Isadora sentiu um arrepio percorrer sua espinha. "Desapareceu?"

"Parece que alguém não queria ele autopsiado." O arquivista abaixou a voz. "Dizem que o prefeito da época, Almirante Braga, mandou encerrar o caso no mesmo dia."

O nome ecoou na mente de Isadora. Braga. O mesmo sobrenome do atual prefeito.

Quando uma das páginas se soltou, revelou um documento oculto colado atrás - uma lista de nomes com a inscrição "Operação Sereia". Ao lado de Daniel Costa, uma anotação: "Eliminado por conhecimento da música proibida".

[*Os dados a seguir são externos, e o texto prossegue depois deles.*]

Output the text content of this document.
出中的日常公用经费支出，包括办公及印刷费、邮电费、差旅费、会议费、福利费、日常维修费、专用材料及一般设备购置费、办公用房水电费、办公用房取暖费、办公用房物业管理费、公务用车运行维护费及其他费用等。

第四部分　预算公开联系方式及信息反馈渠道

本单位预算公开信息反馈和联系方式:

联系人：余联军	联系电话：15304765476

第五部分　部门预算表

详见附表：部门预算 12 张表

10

E no final da lista, escrito à mão: "Rafael Calebe - próximo?"

A Serenata dos Mortos

A casa de Rafael ficava à beira-mar, uma construção estreita de madeira escura que parecia desafiar as leis da física ao permanecer de pé após décadas de tempestades. A porta estava entreaberta, balançando com o vento.

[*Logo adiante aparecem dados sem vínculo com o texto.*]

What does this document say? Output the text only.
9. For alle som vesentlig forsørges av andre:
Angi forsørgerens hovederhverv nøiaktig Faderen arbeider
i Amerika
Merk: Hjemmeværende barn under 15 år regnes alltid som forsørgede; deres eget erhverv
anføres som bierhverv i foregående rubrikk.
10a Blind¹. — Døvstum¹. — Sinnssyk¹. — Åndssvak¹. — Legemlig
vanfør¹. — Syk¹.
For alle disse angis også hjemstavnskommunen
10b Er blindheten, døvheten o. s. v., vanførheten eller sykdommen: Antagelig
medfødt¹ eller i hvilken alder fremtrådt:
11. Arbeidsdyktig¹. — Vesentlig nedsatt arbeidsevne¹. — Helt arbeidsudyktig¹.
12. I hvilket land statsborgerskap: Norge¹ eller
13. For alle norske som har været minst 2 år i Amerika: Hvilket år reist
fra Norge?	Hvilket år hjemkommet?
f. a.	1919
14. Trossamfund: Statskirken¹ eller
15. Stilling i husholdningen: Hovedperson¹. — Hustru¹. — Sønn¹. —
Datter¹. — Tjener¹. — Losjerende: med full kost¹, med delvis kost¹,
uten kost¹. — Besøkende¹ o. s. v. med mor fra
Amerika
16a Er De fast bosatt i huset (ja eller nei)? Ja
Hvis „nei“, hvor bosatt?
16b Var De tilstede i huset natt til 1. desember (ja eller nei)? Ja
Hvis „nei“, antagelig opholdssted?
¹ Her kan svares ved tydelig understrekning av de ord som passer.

Dentro, o silêncio era absoluto.

Isadora percorreu os cômodos com passos cautelosos, sua lanterna revelando detalhes perturbadores: uma xícara de chá ainda morna na mesa. Um piano vertical com a partitura de uma música chamada "Serenata dos Mortos" aberta no atril. E na parede da sala - fotos.

Centenas delas, dispostas em um padrão circular. No centro, uma imagem desbotada de Daniel e Lívia diante do piano da cabana. Ao redor, fotos de pessoas que Isadora reconheceu - o prefeito atual em sua juventude, o chefe da polícia local, o dono do hotel.

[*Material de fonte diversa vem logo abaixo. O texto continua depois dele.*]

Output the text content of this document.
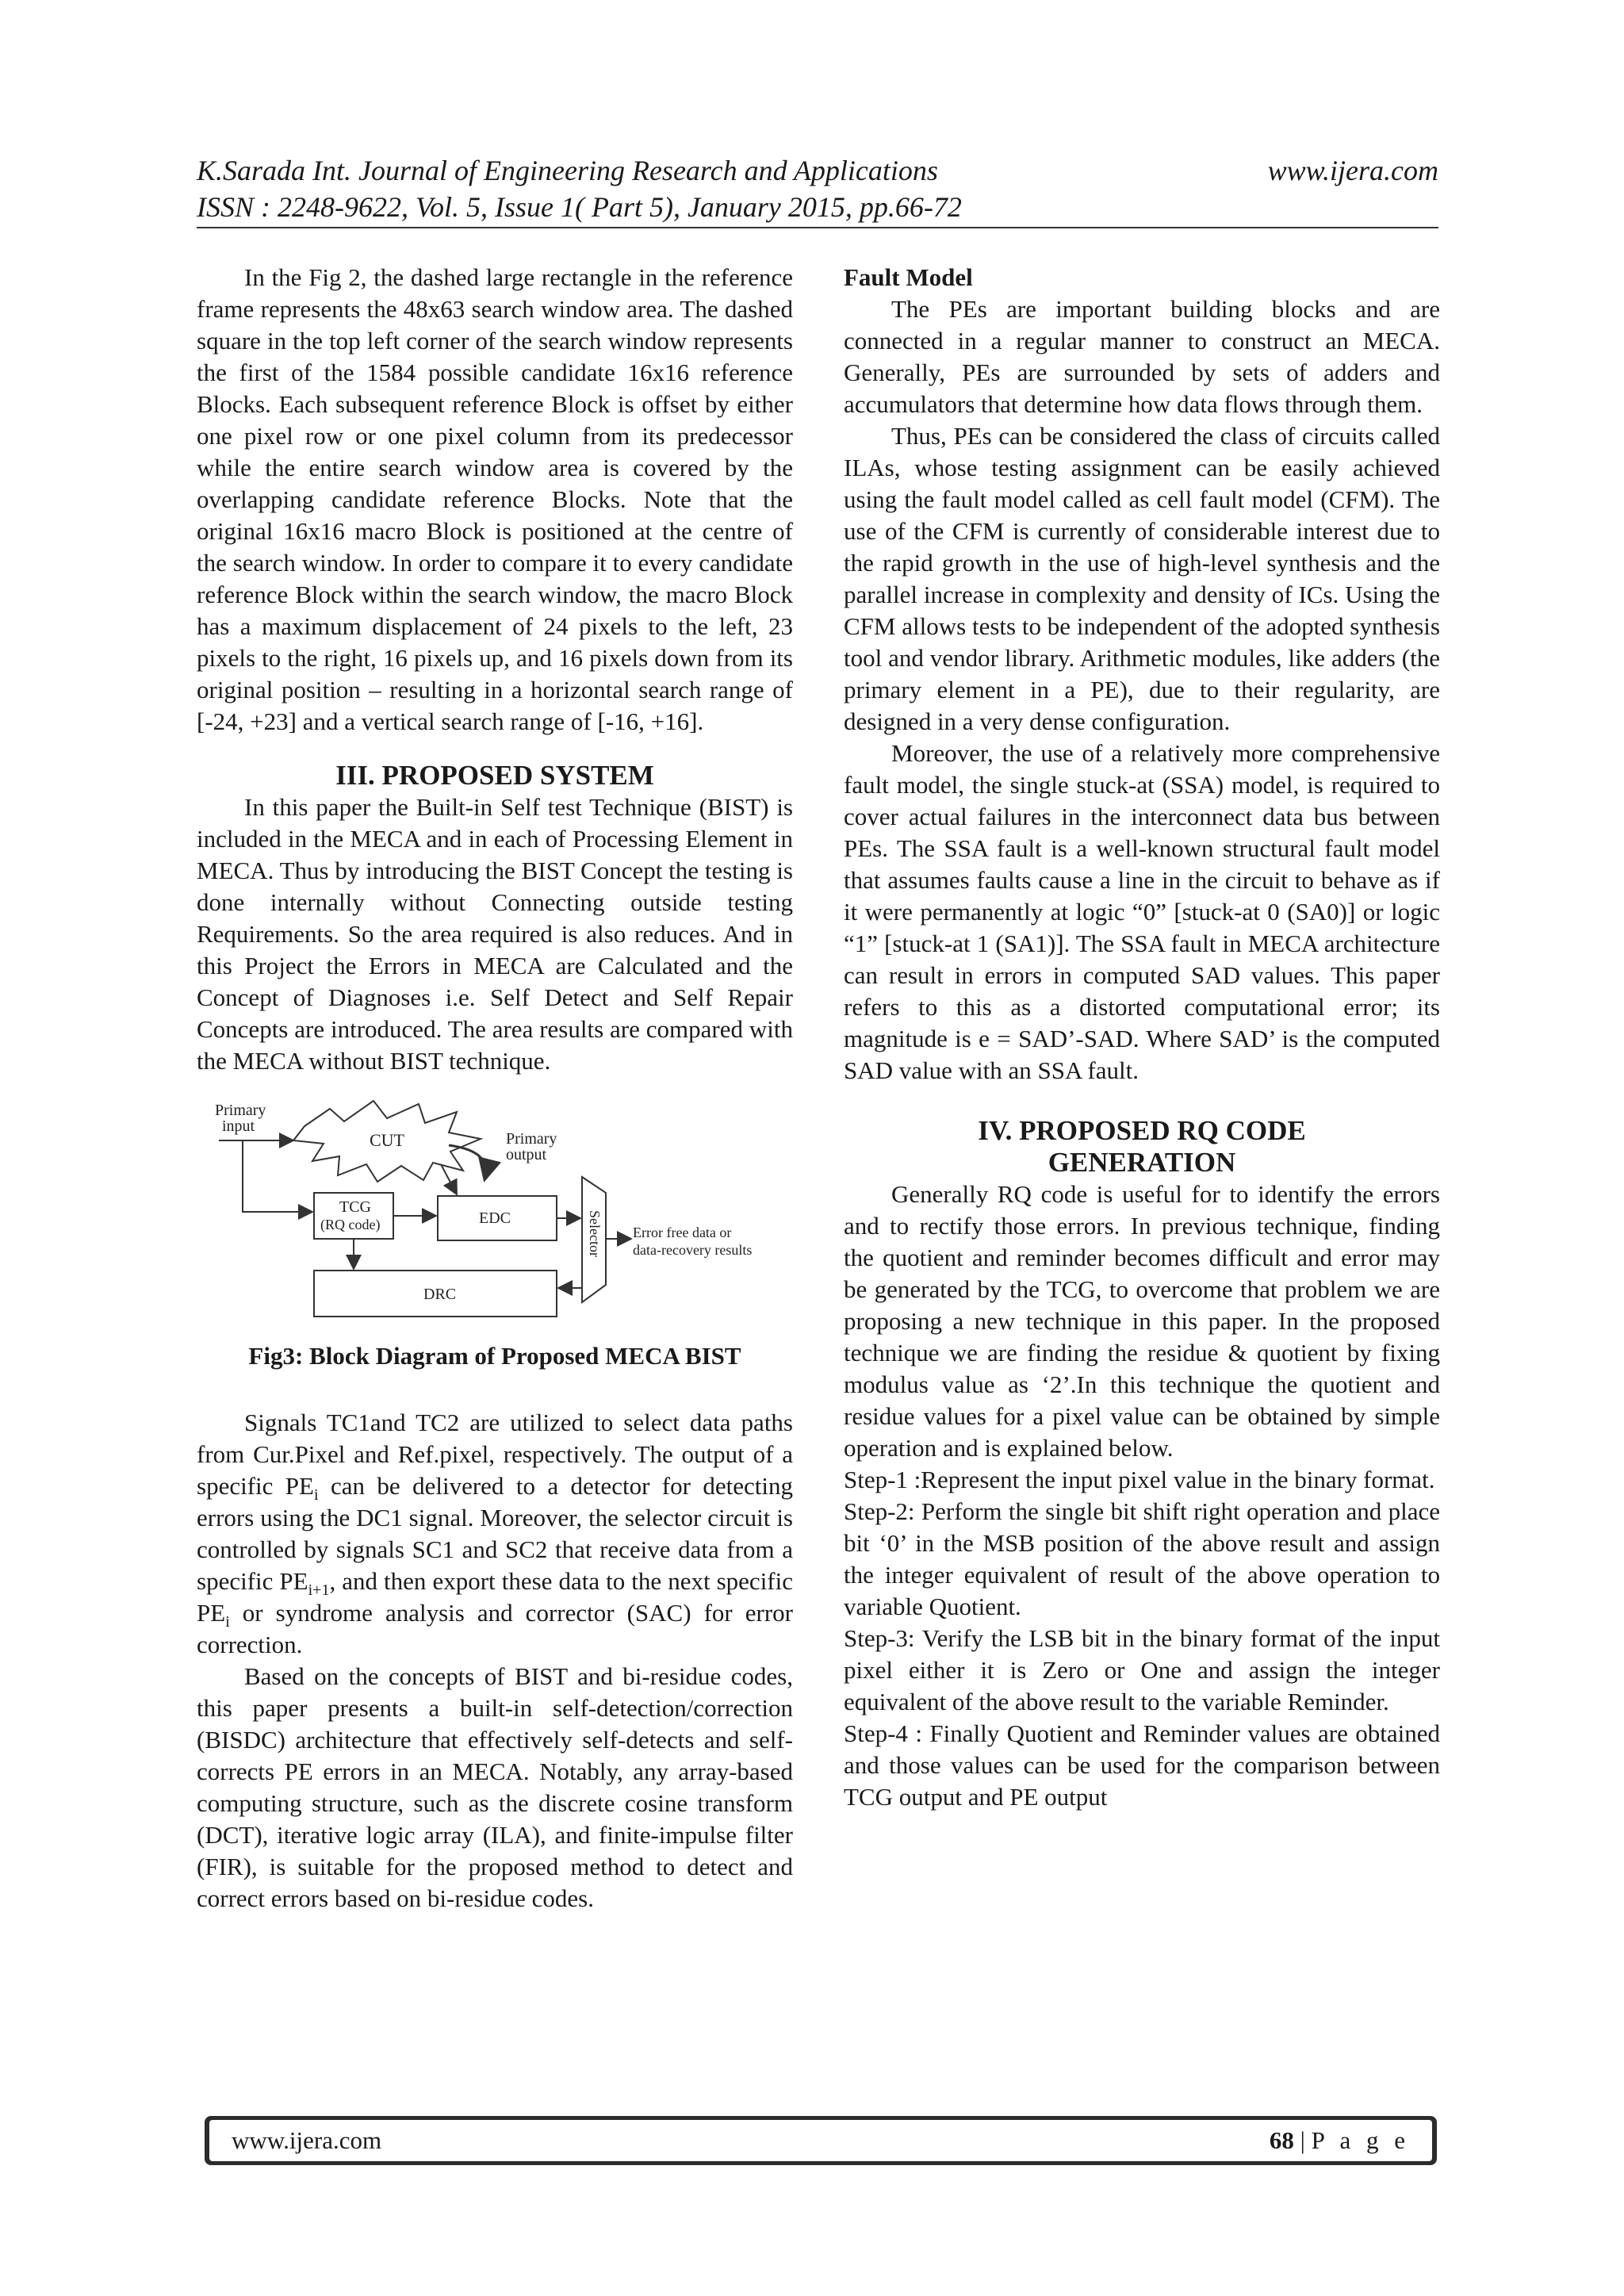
K.Sarada Int. Journal of Engineering Research and Applications	www.ijera.com
ISSN : 2248-9622, Vol. 5, Issue 1( Part 5), January 2015, pp.66-72

In the Fig 2, the dashed large rectangle in the reference frame represents the 48x63 search window area. The dashed square in the top left corner of the search window represents the first of the 1584 possible candidate 16x16 reference Blocks. Each subsequent reference Block is offset by either one pixel row or one pixel column from its predecessor while the entire search window area is covered by the overlapping candidate reference Blocks. Note that the original 16x16 macro Block is positioned at the centre of the search window. In order to compare it to every candidate reference Block within the search window, the macro Block has a maximum displacement of 24 pixels to the left, 23 pixels to the right, 16 pixels up, and 16 pixels down from its original position – resulting in a horizontal search range of [-24, +23] and a vertical search range of [-16, +16].

III. PROPOSED SYSTEM

In this paper the Built-in Self test Technique (BIST) is included in the MECA and in each of Processing Element in MECA. Thus by introducing the BIST Concept the testing is done internally without Connecting outside testing Requirements. So the area required is also reduces. And in this Project the Errors in MECA are Calculated and the Concept of Diagnoses i.e. Self Detect and Self Repair Concepts are introduced. The area results are compared with the MECA without BIST technique.

Primary
input
CUT	Primary
output
TCG
(RQ code)	EDC	Selector Error free data or
data-recovery results
DRC
Fig3: Block Diagram of Proposed MECA BIST

Signals TC1and TC2 are utilized to select data paths from Cur.Pixel and Ref.pixel, respectively. The output of a specific $PE_i$ can be delivered to a detector for detecting errors using the DC1 signal. Moreover, the selector circuit is controlled by signals SC1 and SC2 that receive data from a specific $PE_{i+1}$, and then export these data to the next specific $PE_i$ or syndrome analysis and corrector (SAC) for error correction.

Based on the concepts of BIST and bi-residue codes, this paper presents a built-in self-detection/correction (BISDC) architecture that effectively self-detects and self-corrects PE errors in an MECA. Notably, any array-based computing structure, such as the discrete cosine transform (DCT), iterative logic array (ILA), and finite-impulse filter (FIR), is suitable for the proposed method to detect and correct errors based on bi-residue codes.

Fault Model

The PEs are important building blocks and are connected in a regular manner to construct an MECA. Generally, PEs are surrounded by sets of adders and accumulators that determine how data flows through them.

Thus, PEs can be considered the class of circuits called ILAs, whose testing assignment can be easily achieved using the fault model called as cell fault model (CFM). The use of the CFM is currently of considerable interest due to the rapid growth in the use of high-level synthesis and the parallel increase in complexity and density of ICs. Using the CFM allows tests to be independent of the adopted synthesis tool and vendor library. Arithmetic modules, like adders (the primary element in a PE), due to their regularity, are designed in a very dense configuration.

Moreover, the use of a relatively more comprehensive fault model, the single stuck-at (SSA) model, is required to cover actual failures in the interconnect data bus between PEs. The SSA fault is a well-known structural fault model that assumes faults cause a line in the circuit to behave as if it were permanently at logic “0” [stuck-at 0 (SA0)] or logic “1” [stuck-at 1 (SA1)]. The SSA fault in MECA architecture can result in errors in computed SAD values. This paper refers to this as a distorted computational error; its magnitude is e = SAD’-SAD. Where SAD’ is the computed SAD value with an SSA fault.

IV. PROPOSED RQ CODE
GENERATION

Generally RQ code is useful for to identify the errors and to rectify those errors. In previous technique, finding the quotient and reminder becomes difficult and error may be generated by the TCG, to overcome that problem we are proposing a new technique in this paper. In the proposed technique we are finding the residue & quotient by fixing modulus value as ‘2’.In this technique the quotient and residue values for a pixel value can be obtained by simple operation and is explained below.

Step-1 :Represent the input pixel value in the binary format.

Step-2: Perform the single bit shift right operation and place bit ‘0’ in the MSB position of the above result and assign the integer equivalent of result of the above operation to variable Quotient.

Step-3: Verify the LSB bit in the binary format of the input pixel either it is Zero or One and assign the integer equivalent of the above result to the variable Reminder.

Step-4 : Finally Quotient and Reminder values are obtained and those values can be used for the comparison between TCG output and PE output

www.ijera.com	68 | P a g e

Todas marcadas com um carimbo vermelho: "Silenciado".

Foi então que ouviu - três notas tocadas suavemente no piano atrás dela.

"Você não devia ter vindo aqui."

A voz de Rafael veio da escuridão do canto, mas quando Isadora girou, viu apenas seu reflexo no espelho manchado. Até que, lentamente, outro rosto apareceu atrás do seu - Daniel, com seu uniforme militar ensanguentado.

"Eles matam qualquer um que ouvir a música completa", sussurrou a aparição. "Sua avó sabia disso. Por isso a escondeu."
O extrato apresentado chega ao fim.